The PTAB recently took up the issue of whether, in a family of patents and applications, a later patent in the family is entitled to the benefit of the filing date of an earlier-filed application in the family where the later patent and the earlier application do not themselves share a common inventor, but each application in the chain share a common inventor with at least the immediately preceding application.  Without Federal Circuit precedent directly on point, the PTAB construed the statutory language of 35 U.S.C. §120 to require at least one common inventor between the later patent and the earlier-filed application to which priority is being claimed. Common inventorship between immediately-preceding applications in the chain alone is not sufficient.

In Polaris Wireless, Inc. v. True Position, Inc., IPR2013-00323, the Patent Owner attempted to disqualify an asserted prior art reference by claiming priority to the filing date of an application filed before the publication date of the prior art reference.  The priority application was linked to the patent challenged in the IPR through a series of intermediary continuation applications.  While each of the applications and patents in the family shared a common inventor with at least the application that immediately preceded it, the challenged patent did not share a common inventor with the priority application itself.

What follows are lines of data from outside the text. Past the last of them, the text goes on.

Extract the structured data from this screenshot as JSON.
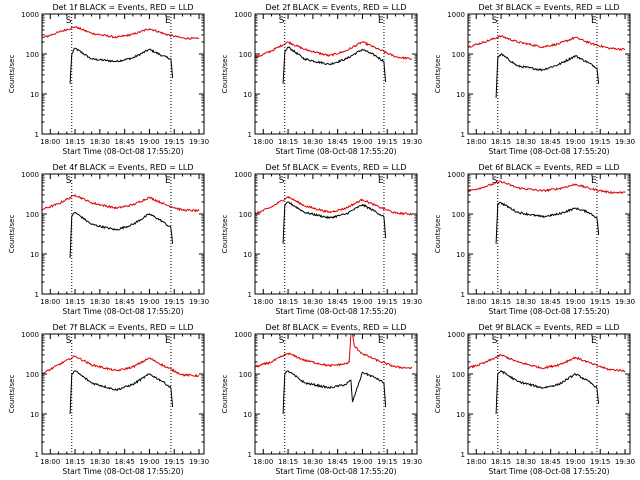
{
  "colors": {
    "events": "#000000",
    "lld": "#e00000",
    "axes": "#000000",
    "background": "#ffffff"
  },
  "chart_data": [
    {
      "type": "line",
      "title": "Det 1f BLACK = Events, RED = LLD",
      "xlabel": "Start Time (08-Oct-08 17:55:20)",
      "ylabel": "Counts/sec",
      "yscale": "log",
      "ylim": [
        1,
        1000
      ],
      "xlim": [
        "18:00",
        "19:30"
      ],
      "x_ticks": [
        "18:00",
        "18:15",
        "18:30",
        "18:45",
        "19:00",
        "19:15",
        "19:30"
      ],
      "y_ticks": [
        "1",
        "10",
        "100",
        "1000"
      ],
      "marker_labels": [
        "S",
        "E"
      ],
      "markers_x": [
        "18:13",
        "19:13"
      ],
      "series": [
        {
          "name": "Events",
          "color": "#000000",
          "x": [
            "18:12",
            "18:13",
            "18:15",
            "18:25",
            "18:40",
            "18:50",
            "19:00",
            "19:08",
            "19:13",
            "19:14"
          ],
          "y": [
            18,
            100,
            140,
            75,
            65,
            80,
            130,
            90,
            75,
            25
          ]
        },
        {
          "name": "LLD",
          "color": "#e00000",
          "x": [
            "17:55",
            "18:05",
            "18:15",
            "18:25",
            "18:40",
            "18:50",
            "19:00",
            "19:10",
            "19:20",
            "19:30"
          ],
          "y": [
            250,
            350,
            480,
            330,
            260,
            310,
            430,
            310,
            250,
            240
          ]
        }
      ]
    },
    {
      "type": "line",
      "title": "Det 2f BLACK = Events, RED = LLD",
      "xlabel": "Start Time (08-Oct-08 17:55:20)",
      "ylabel": "Counts/sec",
      "yscale": "log",
      "ylim": [
        1,
        1000
      ],
      "xlim": [
        "18:00",
        "19:30"
      ],
      "x_ticks": [
        "18:00",
        "18:15",
        "18:30",
        "18:45",
        "19:00",
        "19:15",
        "19:30"
      ],
      "y_ticks": [
        "1",
        "10",
        "100",
        "1000"
      ],
      "marker_labels": [
        "S",
        "E"
      ],
      "markers_x": [
        "18:13",
        "19:13"
      ],
      "series": [
        {
          "name": "Events",
          "color": "#000000",
          "x": [
            "18:12",
            "18:13",
            "18:15",
            "18:25",
            "18:40",
            "18:50",
            "19:00",
            "19:08",
            "19:13",
            "19:14"
          ],
          "y": [
            18,
            110,
            150,
            75,
            55,
            75,
            130,
            90,
            65,
            20
          ]
        },
        {
          "name": "LLD",
          "color": "#e00000",
          "x": [
            "17:55",
            "18:05",
            "18:15",
            "18:25",
            "18:40",
            "18:50",
            "19:00",
            "19:10",
            "19:20",
            "19:30"
          ],
          "y": [
            80,
            120,
            200,
            130,
            90,
            120,
            200,
            130,
            85,
            75
          ]
        }
      ]
    },
    {
      "type": "line",
      "title": "Det 3f BLACK = Events, RED = LLD",
      "xlabel": "Start Time (08-Oct-08 17:55:20)",
      "ylabel": "Counts/sec",
      "yscale": "log",
      "ylim": [
        1,
        1000
      ],
      "xlim": [
        "18:00",
        "19:30"
      ],
      "x_ticks": [
        "18:00",
        "18:15",
        "18:30",
        "18:45",
        "19:00",
        "19:15",
        "19:30"
      ],
      "y_ticks": [
        "1",
        "10",
        "100",
        "1000"
      ],
      "marker_labels": [
        "S",
        "E"
      ],
      "markers_x": [
        "18:13",
        "19:13"
      ],
      "series": [
        {
          "name": "Events",
          "color": "#000000",
          "x": [
            "18:12",
            "18:13",
            "18:15",
            "18:25",
            "18:40",
            "18:50",
            "19:00",
            "19:08",
            "19:13",
            "19:14"
          ],
          "y": [
            8,
            80,
            100,
            50,
            40,
            55,
            90,
            60,
            45,
            18
          ]
        },
        {
          "name": "LLD",
          "color": "#e00000",
          "x": [
            "17:55",
            "18:05",
            "18:15",
            "18:25",
            "18:40",
            "18:50",
            "19:00",
            "19:10",
            "19:20",
            "19:30"
          ],
          "y": [
            150,
            200,
            280,
            200,
            150,
            180,
            260,
            180,
            140,
            130
          ]
        }
      ]
    },
    {
      "type": "line",
      "title": "Det 4f BLACK = Events, RED = LLD",
      "xlabel": "Start Time (08-Oct-08 17:55:20)",
      "ylabel": "Counts/sec",
      "yscale": "log",
      "ylim": [
        1,
        1000
      ],
      "xlim": [
        "18:00",
        "19:30"
      ],
      "x_ticks": [
        "18:00",
        "18:15",
        "18:30",
        "18:45",
        "19:00",
        "19:15",
        "19:30"
      ],
      "y_ticks": [
        "1",
        "10",
        "100",
        "1000"
      ],
      "marker_labels": [
        "S",
        "E"
      ],
      "markers_x": [
        "18:13",
        "19:13"
      ],
      "series": [
        {
          "name": "Events",
          "color": "#000000",
          "x": [
            "18:12",
            "18:13",
            "18:15",
            "18:25",
            "18:40",
            "18:50",
            "19:00",
            "19:08",
            "19:13",
            "19:14"
          ],
          "y": [
            8,
            90,
            110,
            55,
            40,
            55,
            100,
            65,
            45,
            18
          ]
        },
        {
          "name": "LLD",
          "color": "#e00000",
          "x": [
            "17:55",
            "18:05",
            "18:15",
            "18:25",
            "18:40",
            "18:50",
            "19:00",
            "19:10",
            "19:20",
            "19:30"
          ],
          "y": [
            130,
            180,
            300,
            190,
            140,
            170,
            260,
            170,
            125,
            120
          ]
        }
      ]
    },
    {
      "type": "line",
      "title": "Det 5f BLACK = Events, RED = LLD",
      "xlabel": "Start Time (08-Oct-08 17:55:20)",
      "ylabel": "Counts/sec",
      "yscale": "log",
      "ylim": [
        1,
        1000
      ],
      "xlim": [
        "18:00",
        "19:30"
      ],
      "x_ticks": [
        "18:00",
        "18:15",
        "18:30",
        "18:45",
        "19:00",
        "19:15",
        "19:30"
      ],
      "y_ticks": [
        "1",
        "10",
        "100",
        "1000"
      ],
      "marker_labels": [
        "S",
        "E"
      ],
      "markers_x": [
        "18:13",
        "19:13"
      ],
      "series": [
        {
          "name": "Events",
          "color": "#000000",
          "x": [
            "18:12",
            "18:13",
            "18:15",
            "18:25",
            "18:40",
            "18:50",
            "19:00",
            "19:08",
            "19:13",
            "19:14"
          ],
          "y": [
            18,
            160,
            200,
            110,
            80,
            100,
            170,
            115,
            85,
            25
          ]
        },
        {
          "name": "LLD",
          "color": "#e00000",
          "x": [
            "17:55",
            "18:05",
            "18:15",
            "18:25",
            "18:40",
            "18:50",
            "19:00",
            "19:10",
            "19:20",
            "19:30"
          ],
          "y": [
            100,
            150,
            270,
            160,
            110,
            140,
            230,
            150,
            105,
            100
          ]
        }
      ]
    },
    {
      "type": "line",
      "title": "Det 6f BLACK = Events, RED = LLD",
      "xlabel": "Start Time (08-Oct-08 17:55:20)",
      "ylabel": "Counts/sec",
      "yscale": "log",
      "ylim": [
        1,
        1000
      ],
      "xlim": [
        "18:00",
        "19:30"
      ],
      "x_ticks": [
        "18:00",
        "18:15",
        "18:30",
        "18:45",
        "19:00",
        "19:15",
        "19:30"
      ],
      "y_ticks": [
        "1",
        "10",
        "100",
        "1000"
      ],
      "marker_labels": [
        "S",
        "E"
      ],
      "markers_x": [
        "18:13",
        "19:13"
      ],
      "series": [
        {
          "name": "Events",
          "color": "#000000",
          "x": [
            "18:12",
            "18:13",
            "18:15",
            "18:25",
            "18:40",
            "18:50",
            "19:00",
            "19:08",
            "19:13",
            "19:14"
          ],
          "y": [
            18,
            180,
            190,
            110,
            85,
            100,
            140,
            110,
            80,
            30
          ]
        },
        {
          "name": "LLD",
          "color": "#e00000",
          "x": [
            "17:55",
            "18:05",
            "18:15",
            "18:25",
            "18:40",
            "18:50",
            "19:00",
            "19:10",
            "19:20",
            "19:30"
          ],
          "y": [
            370,
            480,
            650,
            450,
            380,
            430,
            550,
            420,
            350,
            340
          ]
        }
      ]
    },
    {
      "type": "line",
      "title": "Det 7f BLACK = Events, RED = LLD",
      "xlabel": "Start Time (08-Oct-08 17:55:20)",
      "ylabel": "Counts/sec",
      "yscale": "log",
      "ylim": [
        1,
        1000
      ],
      "xlim": [
        "18:00",
        "19:30"
      ],
      "x_ticks": [
        "18:00",
        "18:15",
        "18:30",
        "18:45",
        "19:00",
        "19:15",
        "19:30"
      ],
      "y_ticks": [
        "1",
        "10",
        "100",
        "1000"
      ],
      "marker_labels": [
        "S",
        "E"
      ],
      "markers_x": [
        "18:13",
        "19:13"
      ],
      "series": [
        {
          "name": "Events",
          "color": "#000000",
          "x": [
            "18:12",
            "18:13",
            "18:15",
            "18:25",
            "18:40",
            "18:50",
            "19:00",
            "19:08",
            "19:13",
            "19:14"
          ],
          "y": [
            10,
            100,
            120,
            60,
            40,
            55,
            100,
            65,
            45,
            15
          ]
        },
        {
          "name": "LLD",
          "color": "#e00000",
          "x": [
            "17:55",
            "18:05",
            "18:15",
            "18:25",
            "18:40",
            "18:50",
            "19:00",
            "19:10",
            "19:20",
            "19:30"
          ],
          "y": [
            100,
            170,
            280,
            170,
            120,
            150,
            250,
            150,
            95,
            90
          ]
        }
      ]
    },
    {
      "type": "line",
      "title": "Det 8f BLACK = Events, RED = LLD",
      "xlabel": "Start Time (08-Oct-08 17:55:20)",
      "ylabel": "Counts/sec",
      "yscale": "log",
      "ylim": [
        1,
        1000
      ],
      "xlim": [
        "18:00",
        "19:30"
      ],
      "x_ticks": [
        "18:00",
        "18:15",
        "18:30",
        "18:45",
        "19:00",
        "19:15",
        "19:30"
      ],
      "y_ticks": [
        "1",
        "10",
        "100",
        "1000"
      ],
      "marker_labels": [
        "S",
        "E"
      ],
      "markers_x": [
        "18:13",
        "19:13"
      ],
      "series": [
        {
          "name": "Events",
          "color": "#000000",
          "x": [
            "18:12",
            "18:13",
            "18:15",
            "18:25",
            "18:40",
            "18:50",
            "18:53",
            "18:54",
            "19:00",
            "19:08",
            "19:13",
            "19:14"
          ],
          "y": [
            10,
            100,
            120,
            60,
            45,
            55,
            70,
            20,
            110,
            80,
            60,
            15
          ]
        },
        {
          "name": "LLD",
          "color": "#e00000",
          "x": [
            "17:55",
            "18:05",
            "18:15",
            "18:25",
            "18:40",
            "18:50",
            "18:52",
            "18:53",
            "18:54",
            "18:55",
            "19:00",
            "19:10",
            "19:20",
            "19:30"
          ],
          "y": [
            150,
            200,
            330,
            220,
            160,
            180,
            200,
            1000,
            1000,
            500,
            320,
            210,
            150,
            140
          ]
        }
      ]
    },
    {
      "type": "line",
      "title": "Det 9f BLACK = Events, RED = LLD",
      "xlabel": "Start Time (08-Oct-08 17:55:20)",
      "ylabel": "Counts/sec",
      "yscale": "log",
      "ylim": [
        1,
        1000
      ],
      "xlim": [
        "18:00",
        "19:30"
      ],
      "x_ticks": [
        "18:00",
        "18:15",
        "18:30",
        "18:45",
        "19:00",
        "19:15",
        "19:30"
      ],
      "y_ticks": [
        "1",
        "10",
        "100",
        "1000"
      ],
      "marker_labels": [
        "S",
        "E"
      ],
      "markers_x": [
        "18:13",
        "19:13"
      ],
      "series": [
        {
          "name": "Events",
          "color": "#000000",
          "x": [
            "18:12",
            "18:13",
            "18:15",
            "18:25",
            "18:40",
            "18:50",
            "19:00",
            "19:08",
            "19:13",
            "19:14"
          ],
          "y": [
            10,
            100,
            120,
            65,
            45,
            55,
            100,
            65,
            45,
            18
          ]
        },
        {
          "name": "LLD",
          "color": "#e00000",
          "x": [
            "17:55",
            "18:05",
            "18:15",
            "18:25",
            "18:40",
            "18:50",
            "19:00",
            "19:10",
            "19:20",
            "19:30"
          ],
          "y": [
            140,
            190,
            300,
            200,
            140,
            170,
            260,
            180,
            130,
            120
          ]
        }
      ]
    }
  ]
}
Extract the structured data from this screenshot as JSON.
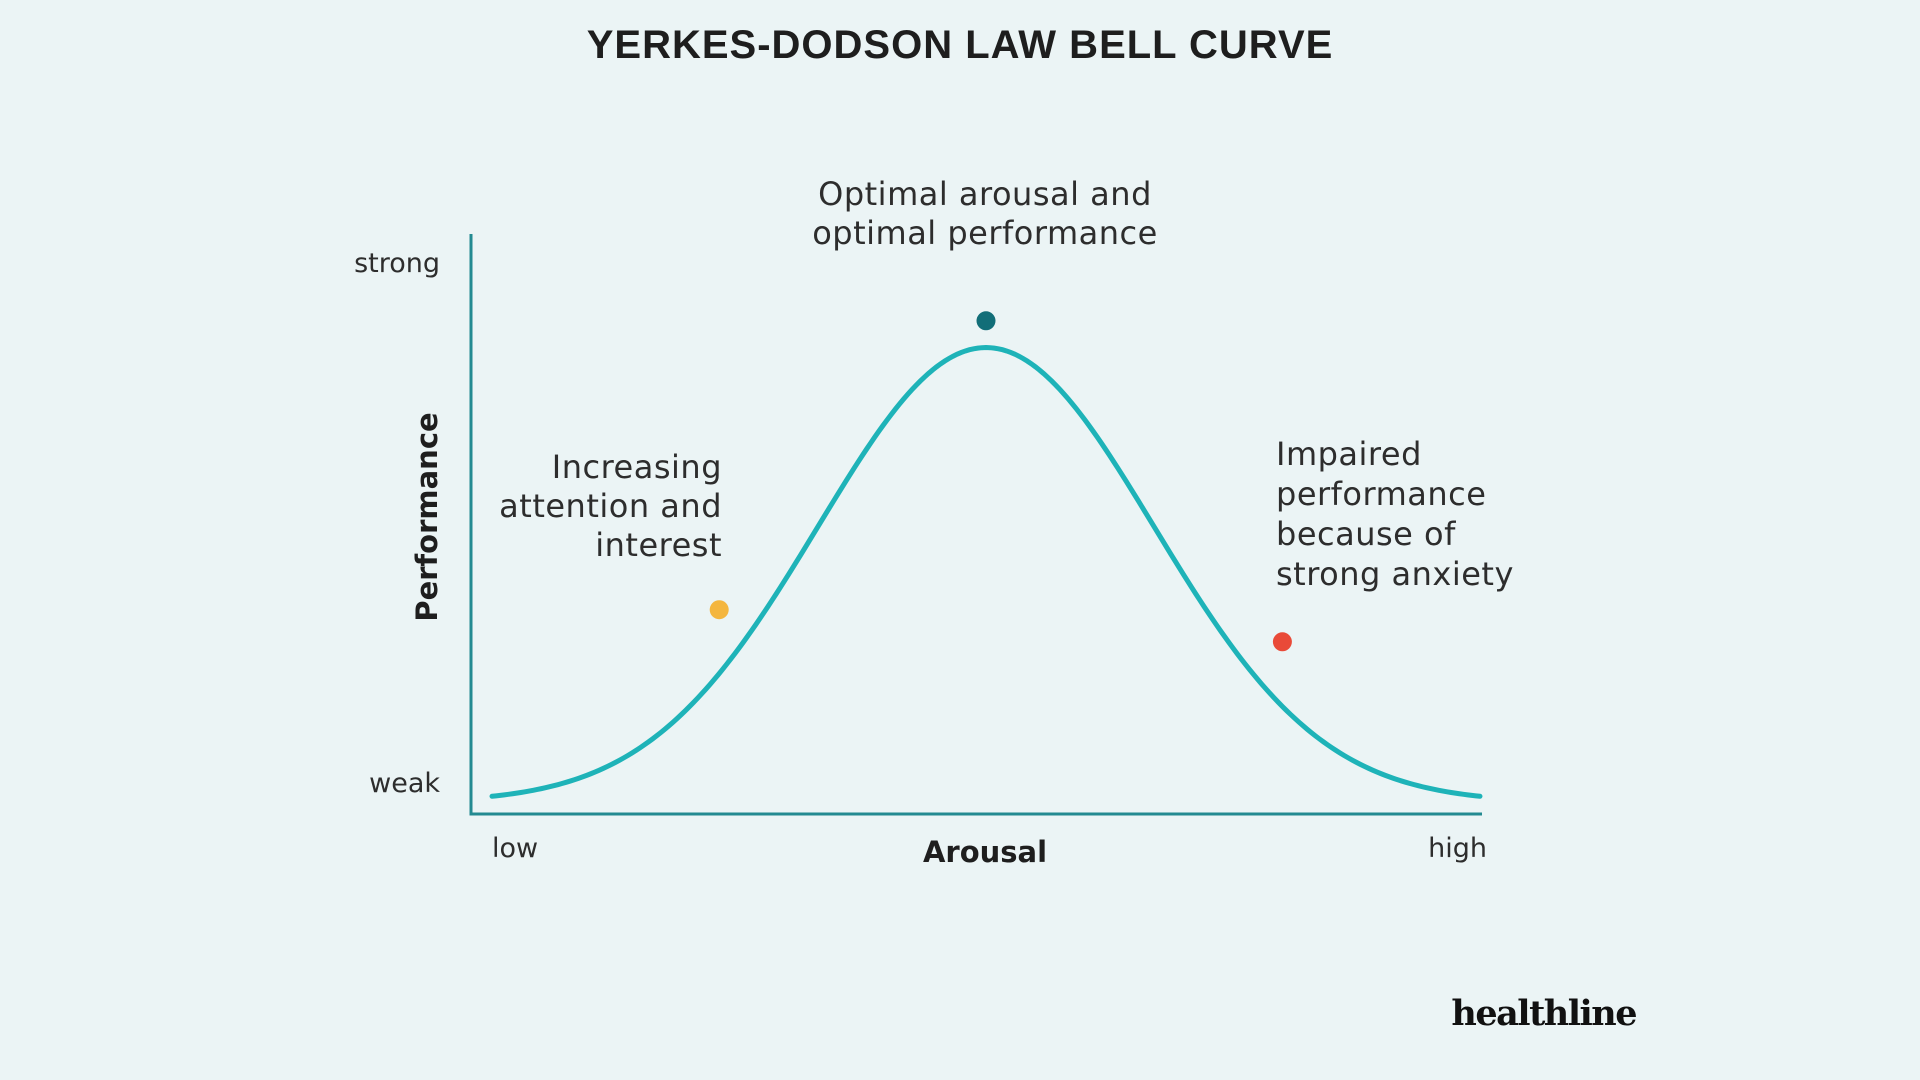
{
  "chart_data": {
    "type": "line",
    "title": "YERKES-DODSON LAW BELL CURVE",
    "xlabel": "Arousal",
    "ylabel": "Performance",
    "x_ticks": [
      "low",
      "high"
    ],
    "y_ticks": [
      "strong",
      "weak"
    ],
    "xlim": [
      0,
      1
    ],
    "ylim": [
      0,
      1
    ],
    "grid": false,
    "legend": "none",
    "curve": {
      "peak_x": 0.5,
      "peak_y": 0.87,
      "base_y": 0.02,
      "spread": 0.17
    },
    "annotations": [
      {
        "id": "increasing",
        "lines": [
          "Increasing",
          "attention and",
          "interest"
        ],
        "x": 0.23,
        "y": 0.38,
        "color": "#F4B63F"
      },
      {
        "id": "optimal",
        "lines": [
          "Optimal arousal and",
          "optimal performance"
        ],
        "x": 0.5,
        "y": 0.92,
        "color": "#126E78"
      },
      {
        "id": "impaired",
        "lines": [
          "Impaired",
          "performance",
          "because of",
          "strong anxiety"
        ],
        "x": 0.8,
        "y": 0.32,
        "color": "#E94A38"
      }
    ]
  },
  "brand": "healthline",
  "colors": {
    "background": "#EBF4F5",
    "curve": "#1EB3B8",
    "axis": "#238A91",
    "text": "#2D2D2D",
    "title": "#1E1E1E"
  }
}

Without Federal Circuit precedent directly on point, the PTAB turned directly to the language of  35 U.S.C. §120, and particularly the provision that “…a patent is entitled to the priority date of an earlier filed application if…the applications have at least one common inventor.”  The PTAB concluded that the “earlier filed application” properly refers to the prior filed application with the accordable filing date.  The PTAB further concluded that its interpretation of the statute is “consistent with” (though not directly addressed by) Federal Circuit precedent on 35 U.S.C. §120.

Therefore, under Polaris Wireless, Inc. v. True Position, Inc., a patent is entitled to the priority date of an earlier-filed application only if the patent and the earlier-filed application themselves share a common inventor.